Dans l’affaire C-516/21,

ayant pour objet une demande de décision préjudicielle au titre de l’article 267 TFUE, introduite par le Bundesfinanzhof (Cour fédérale des finances, Allemagne), par décision du 26 mai 2021, parvenue à la Cour le 20 août 2021, dans la procédure

Finanzamt X

contre

Y,

LA COUR (quatrième chambre),

composée de M. C. Lycourgos, président de chambre, Mme L. S. Rossi, MM. J.-C. Bonichot, S. Rodin et Mme O. Spineanu-Matei (rapporteure), juges,

avocat général : M. G. Pitruzzella,

greffier : M. A. Calot Escobar,

vu la procédure écrite,

considérant les observations présentées :

pour le gouvernement allemand, par M. J. Möller et Mme A. Hoesch, en qualité d’agents,

pour la Commission européenne, par MM. R. Pethke et V. Uher, en qualité d’agents,

ayant entendu l’avocat général en ses conclusions à l’audience du 8 décembre 2022,

rend le présent

Arrêt

1

La demande de décision préjudicielle porte sur l’interprétation de l’article 135, paragraphe 2, premier alinéa, sous c), de la directive 2006/112/CE du Conseil, du 28 novembre 2006, relative au système commun de taxe sur la valeur ajoutée (JO 2006, L 347, p. 1, ci-après la « directive TVA »).

2

Cette demande a été présentée dans le cadre d’un litige opposant le Finanzamt X (bureau des impôts X, Allemagne) (ci-après l’« administration fiscale ») à Y au sujet de l’assujettissement à la taxe sur la valeur ajoutée (TVA) d’une opération de mise à disposition d’outillages et de machines dans le cadre de l’affermage d’un bâtiment agricole.

Le cadre juridique

Le droit de l’Union

La directive TVA

3

Le titre IX de la directive TVA comprend un chapitre 3, intitulé « Exonérations en faveur d’autres activités », dans lequel figure l’article 135 de ladite directive, qui est libellé comme suit :

« 1.   Les États membres exonèrent les opérations suivantes :

[...]

l)

l’affermage et la location de biens immeubles.

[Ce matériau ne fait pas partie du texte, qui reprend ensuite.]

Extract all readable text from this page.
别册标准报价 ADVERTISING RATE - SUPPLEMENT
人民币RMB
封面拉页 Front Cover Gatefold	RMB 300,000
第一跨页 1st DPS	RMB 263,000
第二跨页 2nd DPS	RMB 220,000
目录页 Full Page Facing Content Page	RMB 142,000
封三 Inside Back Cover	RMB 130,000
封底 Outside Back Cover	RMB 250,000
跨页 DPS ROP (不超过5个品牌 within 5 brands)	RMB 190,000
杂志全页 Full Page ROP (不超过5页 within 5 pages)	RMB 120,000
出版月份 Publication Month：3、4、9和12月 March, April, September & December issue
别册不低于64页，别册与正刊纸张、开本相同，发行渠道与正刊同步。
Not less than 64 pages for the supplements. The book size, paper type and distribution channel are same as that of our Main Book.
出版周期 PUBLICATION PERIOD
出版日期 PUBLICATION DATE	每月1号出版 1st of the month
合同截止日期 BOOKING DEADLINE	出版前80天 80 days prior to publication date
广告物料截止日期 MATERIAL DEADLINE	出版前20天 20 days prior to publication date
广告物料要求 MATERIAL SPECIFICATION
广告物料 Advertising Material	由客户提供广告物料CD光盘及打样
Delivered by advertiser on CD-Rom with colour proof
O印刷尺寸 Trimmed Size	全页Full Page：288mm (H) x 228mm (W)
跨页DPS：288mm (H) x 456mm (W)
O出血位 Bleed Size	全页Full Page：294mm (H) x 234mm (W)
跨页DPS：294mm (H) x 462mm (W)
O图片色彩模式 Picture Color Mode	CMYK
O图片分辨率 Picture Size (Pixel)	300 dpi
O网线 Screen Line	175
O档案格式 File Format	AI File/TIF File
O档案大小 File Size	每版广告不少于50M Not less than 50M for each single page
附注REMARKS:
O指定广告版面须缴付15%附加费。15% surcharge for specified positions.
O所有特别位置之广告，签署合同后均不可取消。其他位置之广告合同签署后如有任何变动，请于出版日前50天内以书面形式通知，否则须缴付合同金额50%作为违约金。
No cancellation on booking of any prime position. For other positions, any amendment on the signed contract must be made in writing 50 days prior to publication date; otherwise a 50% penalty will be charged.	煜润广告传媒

2.   Sont exclues de l’exonération prévue au paragraphe 1, sous l), les opérations suivantes :

[...]

b)

les locations d’emplacements pour le stationnement des véhicules ;

c)

les locations d’outillages et de machines fixés à demeure ;

[...]

Les États membres peuvent prévoir des exclusions supplémentaires au champ d’application de l’exonération prévue au paragraphe 1, sous l). »

Le règlement d’exécution no 282/2011

4

Aux termes de l’article 13 ter, sous d), du règlement d’exécution (UE) no 282/2011 du Conseil, du 15 mars 2011, portant mesures d’exécution de la directive 2006/112/CE relative au système commun de taxe sur la valeur ajoutée (JO 2011, L 77, p. 1), tel que modifié par le règlement d’exécution (UE) no 1042/2013 du Conseil, du 7 octobre 2013 (JO 2013, L 284, p. 1) (ci-après le « règlement d’exécution no 282/2011 ») :

« Pour l’application de la directive [TVA], est considéré comme “bien immeuble” :

[...]

d)

tout élément, matériel ou machine, installé à demeure dans un immeuble ou une construction qui ne peut être déplacé sans destruction ou modification de l’immeuble ou de la construction. »

5

En vertu de l’article 3, troisième alinéa, du règlement no 1042/2013, l’article 13 ter du règlement d’exécution no 282/2011 est devenu applicable le 1er janvier 2017.

Le droit allemand

6

L’article 4, point 12, première phrase, de l’Umsatzsteuergesetz (loi relative à la taxe sur le chiffre d’affaires), du 21 février 2005 (BGBl. 2005 I, p. 386), dans sa version applicable aux faits au principal, prévoit :

« Parmi les opérations visées à l’article 1er, paragraphe 1, point 1, de la présente loi, sont exonérés :

[...]

12. a.   la location et l’affermage de biens immeubles, [...] »

7

L’article 4, point 12, deuxième phrase, de la loi relative à la taxe sur le chiffre d’affaires, dans sa version applicable aux faits au principal, précise que « [n]e sont pas exonérés [...] la location et l’affermage de machines et autres outillages de toute nature qui font partie d’une surface d’exploitation (équipements d’exploitation), même s’ils constituent des éléments essentiels d’un immeuble. »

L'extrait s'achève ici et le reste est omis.